Akhab n’a pas envie d’entendre la voix de la raison qu’il a pourtant lui-même sollicitée, il est fâché. Mais Michée développe sa vision :

« Ecoute la parole du SEIGNEUR. J’ai vu le SEIGNEUR assis sur son trône et toute l’armée des cieux debout auprès de lui, à sa droite et à sa gauche. Le SEIGNEUR a dit : “Qui séduira Akhab pour qu’il monte et tombe à Ramoth-de-Galaad ?” L’un parlait d’une façon, et l’autre d’une autre. Alors un esprit s’est avancé, s’est présenté devant le SEIGNEUR et a dit : “C’est moi qui le séduirai.” Et le SEIGNEUR lui a dit : “De quelle manière ?” Il a répondu : “J’irai et je serai un esprit de mensonge dans la bouche de tous ses prophètes.” (1 Rois 22, 19-22)

Pour prix de sa franchise, Michée se retrouve en prison avec la menace d’une mise à mort s’il s’avère que sa prophétie était erronée. Ce qui n’est pas le cas. Akhab monte contre Aram mais il est blessé durant la bataille et n’arrive pas à se dégager :

« Le combat fut si violent ce jour-là qu’on dut laisser le roi dans son char, en face d’Aram ; mais le soir, il mourut. Le sang de la blessure avait coulé au fond du char. » (1 Rois 22, 35)

En guise de rentrée triomphante, Akhab a droit à des funérailles discrètes et la Bible conclut :

« Tandis qu’on lavait à grande eau le char à l’étang de Samarie et que les chiens y léchaient le sang d’Akhab, les prostituées s’y lavèrent, selon la parole que le SEIGNEUR avait dite. » (1 Rois 22, 35)

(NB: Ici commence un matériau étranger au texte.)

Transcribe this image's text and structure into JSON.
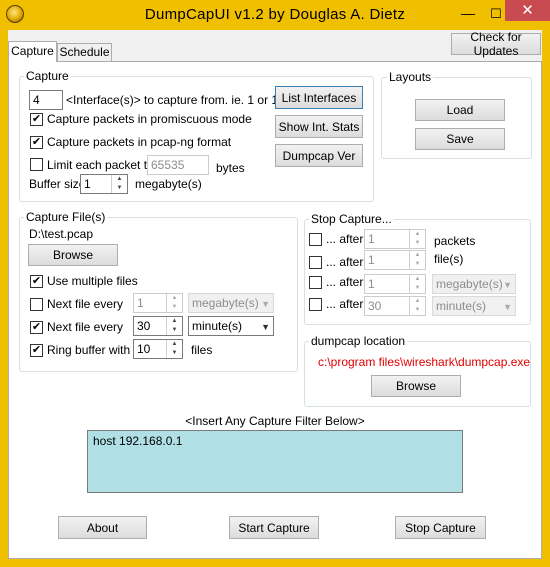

La Bible nous donne une description systémique de la folie guerrière qui s’empare d’un royaume. Le monarque ne rêve que plaies et bosses et entraîne son entourage dans son enthousiasme conquérant ; il s’assure de la neutralité de ses alliés, personne n’ose aller contre sa rage de peur de la voir se retourner contre soi (Josaphat est écœurant de diplomatie couarde dans cet épisode). Malheureusement pour lui, sa cour servile a, par mimétisme, adopté sa folie ; quand bien même une petite voix consciente lui soufflerait qu’il court à sa perte, c’est trop tard. Le roi est prisonnier de ses propres ruses, englué dans le système violent qu’il a construit. La cour nourrit la violence du roi, le roi nourrit la violence de sa cour. Système remarquablement stable, jusqu’à l’inexorable chute.

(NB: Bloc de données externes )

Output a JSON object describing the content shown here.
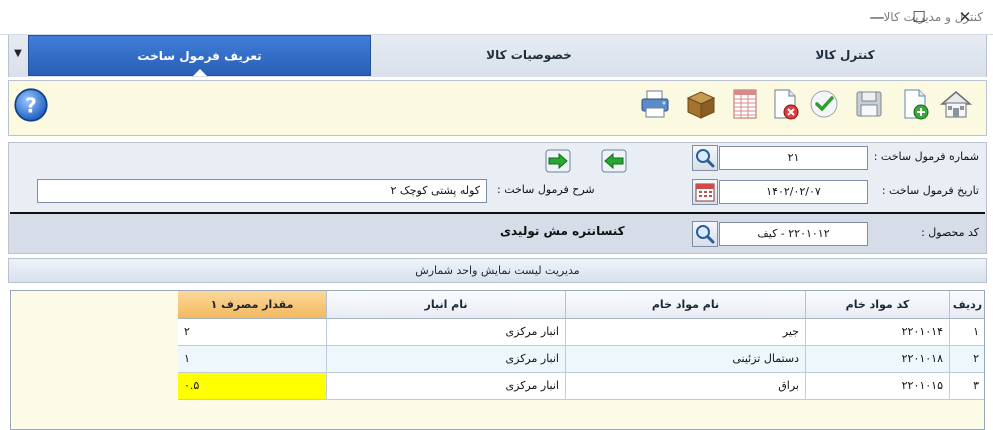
{
  "window": {
    "title": "کنترل و مدیریت کالا",
    "min": "—",
    "max": "☐",
    "close": "✕"
  },
  "tabs": [
    {
      "label": "کنترل کالا"
    },
    {
      "label": "خصوصیات کالا"
    },
    {
      "label": "تعریف فرمول ساخت"
    }
  ],
  "toolbar": {
    "icons": [
      "home-icon",
      "new-document-icon",
      "save-icon",
      "confirm-icon",
      "delete-document-icon",
      "table-icon",
      "box-icon",
      "print-icon",
      "help-icon"
    ],
    "help": "?"
  },
  "form": {
    "formula_number_label": "شماره فرمول ساخت :",
    "formula_number_value": "۲۱",
    "formula_date_label": "تاریخ فرمول ساخت :",
    "formula_date_value": "۱۴۰۲/۰۲/۰۷",
    "description_label": "شرح فرمول ساخت :",
    "description_value": "کوله پشتی کوچک ۲",
    "product_code_label": "کد محصول :",
    "product_code_value": "۲۲۰۱۰۱۲ - کیف",
    "product_name": "کنسانتره مش تولیدی"
  },
  "list_bar": {
    "label": "مدیریت لیست نمایش واحد شمارش"
  },
  "grid": {
    "headers": {
      "row": "ردیف",
      "code": "کد مواد خام",
      "name": "نام مواد خام",
      "warehouse": "نام انبار",
      "qty": "مقدار مصرف ۱"
    },
    "rows": [
      {
        "row": "۱",
        "code": "۲۲۰۱۰۱۴",
        "name": "جیر",
        "warehouse": "انبار مرکزی",
        "qty": "۲"
      },
      {
        "row": "۲",
        "code": "۲۲۰۱۰۱۸",
        "name": "دستمال تزئینی",
        "warehouse": "انبار مرکزی",
        "qty": "۱"
      },
      {
        "row": "۳",
        "code": "۲۲۰۱۰۱۵",
        "name": "براق",
        "warehouse": "انبار مرکزی",
        "qty": "۰.۵"
      }
    ]
  },
  "colors": {
    "active_tab": "#2f6cc4",
    "toolbar_bg": "#fcf9e1",
    "qty_header": "#f5c06c",
    "selected_cell": "#ffff00",
    "alt_row": "#eef7fb"
  }
}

Le peuple est absent du début de l’histoire. La narration se resserre sur une cour royale qu’on imagine sans peine obséquieuse, totalement détachée des réalités du pays. L’équilibre du système est assuré par la terreur ; terreur d’être le premier bouc émissaire de cet état miniature en situation de crise permanente, à qui on fera porter la faute des inévitables catastrophes qui découleront de ce jeu de dupes.

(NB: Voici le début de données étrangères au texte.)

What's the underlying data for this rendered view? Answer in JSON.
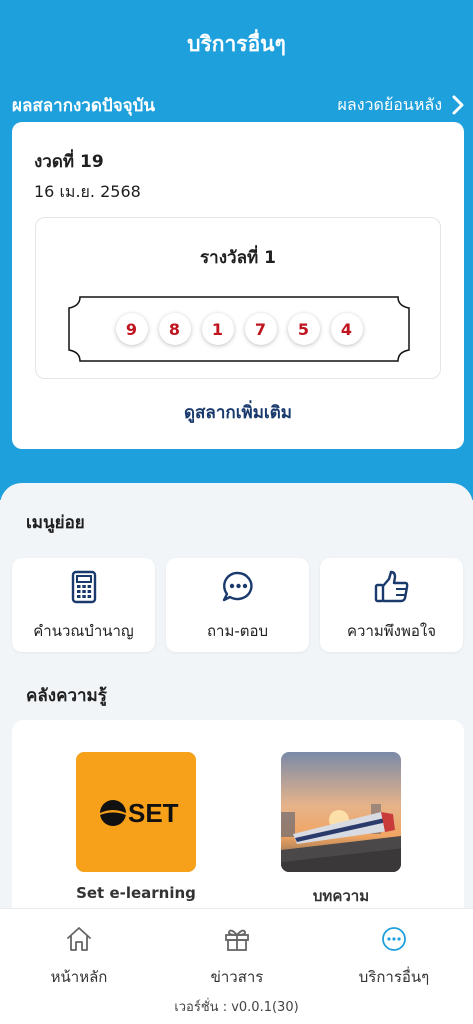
{
  "header": {
    "title": "บริการอื่นๆ"
  },
  "lottery": {
    "section_title": "ผลสลากงวดปัจจุบัน",
    "history_link": "ผลงวดย้อนหลัง",
    "draw_label": "งวดที่ 19",
    "draw_date": "16 เม.ย. 2568",
    "prize_title": "รางวัลที่ 1",
    "numbers": [
      "9",
      "8",
      "1",
      "7",
      "5",
      "4"
    ],
    "more_link": "ดูสลากเพิ่มเติม"
  },
  "submenu": {
    "title": "เมนูย่อย",
    "items": [
      {
        "label": "คำนวณบำนาญ",
        "icon": "calculator-icon"
      },
      {
        "label": "ถาม-ตอบ",
        "icon": "chat-bubble-icon"
      },
      {
        "label": "ความพึงพอใจ",
        "icon": "thumbs-up-icon"
      }
    ]
  },
  "knowledge": {
    "title": "คลังความรู้",
    "items": [
      {
        "label": "Set e-learning",
        "logo_text": "SET",
        "icon": "set-logo"
      },
      {
        "label": "บทความ",
        "icon": "train-photo"
      }
    ]
  },
  "bottom_nav": {
    "items": [
      {
        "label": "หน้าหลัก",
        "icon": "home-icon"
      },
      {
        "label": "ข่าวสาร",
        "icon": "gift-icon"
      },
      {
        "label": "บริการอื่นๆ",
        "icon": "more-icon",
        "active": true
      }
    ]
  },
  "version": "เวอร์ชั่น : v0.0.1(30)",
  "colors": {
    "primary": "#1ea0dd",
    "navy": "#1a3a6e",
    "number_red": "#c0141f",
    "set_orange": "#f7a019",
    "active_icon": "#1ea0dd"
  }
}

La surenchère des protestations de loyauté, le zèle imbécile qui entretient la folie collective sont dictés par l’instinct de survie. Une réalité alternative s’empare des esprits et se traduit par un langage surréaliste : le nécessaire ennemi extérieur est accusé de tout le mal dont on se rend soi-même coupable.

« Je serai un esprit de mensonge dans la bouche de tous ses prophètes. »

Le peuple revient à la fin de l’histoire, une fois le château de cartes écroulé :

« Au coucher du soleil, ce cri passa dans le camp : « Chacun dans sa ville, chacun dans son pays ! » (1 Rois 22, 36)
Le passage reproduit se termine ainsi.